I'm sorry, but if you have a DSP background you should at least be able to give a better explanation than 'trust me'. I have a really tiny DSP background (a 3 week lecture course), but specific questions that would help convince me of your point of view would be:

- Sampling at a frequency 2f lets us reproduce the specific component of every frequency <= f (proved by Shannon, Nyquist etc). This can be easily proven mathematically, and were it not the case in practice would have been largely discredited (it's a fundamental of many fields).These 'jagged' waveforms must then have their frequency components <= f perfectly represented - the only components that are ignored are those that are > f (I've idealised here, but I'm assuming we've filtered correctly). If f is greater than the maximum frequency we can hear, why does it matter at all?

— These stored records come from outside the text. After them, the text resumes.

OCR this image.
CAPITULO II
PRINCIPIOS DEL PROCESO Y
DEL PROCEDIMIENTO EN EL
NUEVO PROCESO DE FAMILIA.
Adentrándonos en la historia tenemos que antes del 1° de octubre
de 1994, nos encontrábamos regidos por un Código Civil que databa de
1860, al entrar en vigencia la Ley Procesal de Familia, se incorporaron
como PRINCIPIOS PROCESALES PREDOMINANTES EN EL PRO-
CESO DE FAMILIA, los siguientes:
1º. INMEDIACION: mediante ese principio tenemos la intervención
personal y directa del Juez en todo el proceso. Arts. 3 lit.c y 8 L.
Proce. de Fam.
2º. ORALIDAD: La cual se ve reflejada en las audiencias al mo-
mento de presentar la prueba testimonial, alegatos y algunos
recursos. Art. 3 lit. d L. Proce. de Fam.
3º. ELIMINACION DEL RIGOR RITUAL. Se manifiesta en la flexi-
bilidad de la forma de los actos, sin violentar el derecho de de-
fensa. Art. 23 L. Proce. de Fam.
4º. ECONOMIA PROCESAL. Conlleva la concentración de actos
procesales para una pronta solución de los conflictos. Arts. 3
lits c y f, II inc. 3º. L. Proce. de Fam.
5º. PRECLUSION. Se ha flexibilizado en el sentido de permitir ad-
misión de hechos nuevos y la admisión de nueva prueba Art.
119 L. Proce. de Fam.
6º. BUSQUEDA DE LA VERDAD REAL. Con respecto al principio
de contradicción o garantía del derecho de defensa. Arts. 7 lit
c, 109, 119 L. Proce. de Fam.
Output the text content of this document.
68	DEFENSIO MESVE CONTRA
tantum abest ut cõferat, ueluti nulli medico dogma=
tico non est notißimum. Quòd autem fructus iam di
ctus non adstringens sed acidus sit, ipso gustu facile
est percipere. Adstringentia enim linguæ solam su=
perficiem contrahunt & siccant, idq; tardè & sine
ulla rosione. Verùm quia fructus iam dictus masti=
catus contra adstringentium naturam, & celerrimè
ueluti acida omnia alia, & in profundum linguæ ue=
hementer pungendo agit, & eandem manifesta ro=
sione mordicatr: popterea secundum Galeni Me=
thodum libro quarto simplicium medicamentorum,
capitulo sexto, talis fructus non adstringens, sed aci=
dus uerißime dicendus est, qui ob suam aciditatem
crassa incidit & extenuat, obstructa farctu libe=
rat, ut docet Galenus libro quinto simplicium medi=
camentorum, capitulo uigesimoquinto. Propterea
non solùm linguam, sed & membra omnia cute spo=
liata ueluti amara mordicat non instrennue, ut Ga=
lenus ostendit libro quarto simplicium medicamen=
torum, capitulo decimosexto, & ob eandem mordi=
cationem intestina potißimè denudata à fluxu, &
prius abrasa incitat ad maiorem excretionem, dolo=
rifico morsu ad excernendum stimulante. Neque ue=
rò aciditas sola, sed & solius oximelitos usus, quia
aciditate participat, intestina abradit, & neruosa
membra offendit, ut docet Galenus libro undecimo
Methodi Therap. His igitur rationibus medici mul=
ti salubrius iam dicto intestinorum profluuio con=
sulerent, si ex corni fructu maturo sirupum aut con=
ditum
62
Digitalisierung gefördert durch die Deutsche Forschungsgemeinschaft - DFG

- When the entire field of digital signal processing (and anyone who uses it, such as a sound engineer) relies on such math from top to bottom to make the recording process work, why should we ignore it as soon as we start experimenting and simply consider what our ears tell us? Why should you ask the question 'why does my mathematical knowledge of a subject fall short of explaining what many people seem to experience?' in the first place? It seems to imply that your ears are more accurate than a century of study, which at least seems arrogant.

- A number of the points you've made (regarding people hearing different things) were explained in some way in the article. What are your views on that?

I'm largely convinced that you're wrong (you've given no specific justification for any of your points), but I would be interested to hear what you have to say.


"everything I said was regarding the source of capturing a sound"

Well, the rant is about reproduction of the sound. For capturing sound he basically agrees with you, 24/192 has its place in studio, recording and music production.


> It makes s HUGE difference, trust me.

The articles entire point is that statements like this cannot be trusted. Read under "Listening tests", and it's clear that there is no benefit to the higher samling rate. I highly encourage you to do your own double blind ABX - if you can select 10 tracks where people can reliabilly tell the 44K from the 192K I will reconsider. But until then, everything we know so far tells us that 44KHz is more than enough.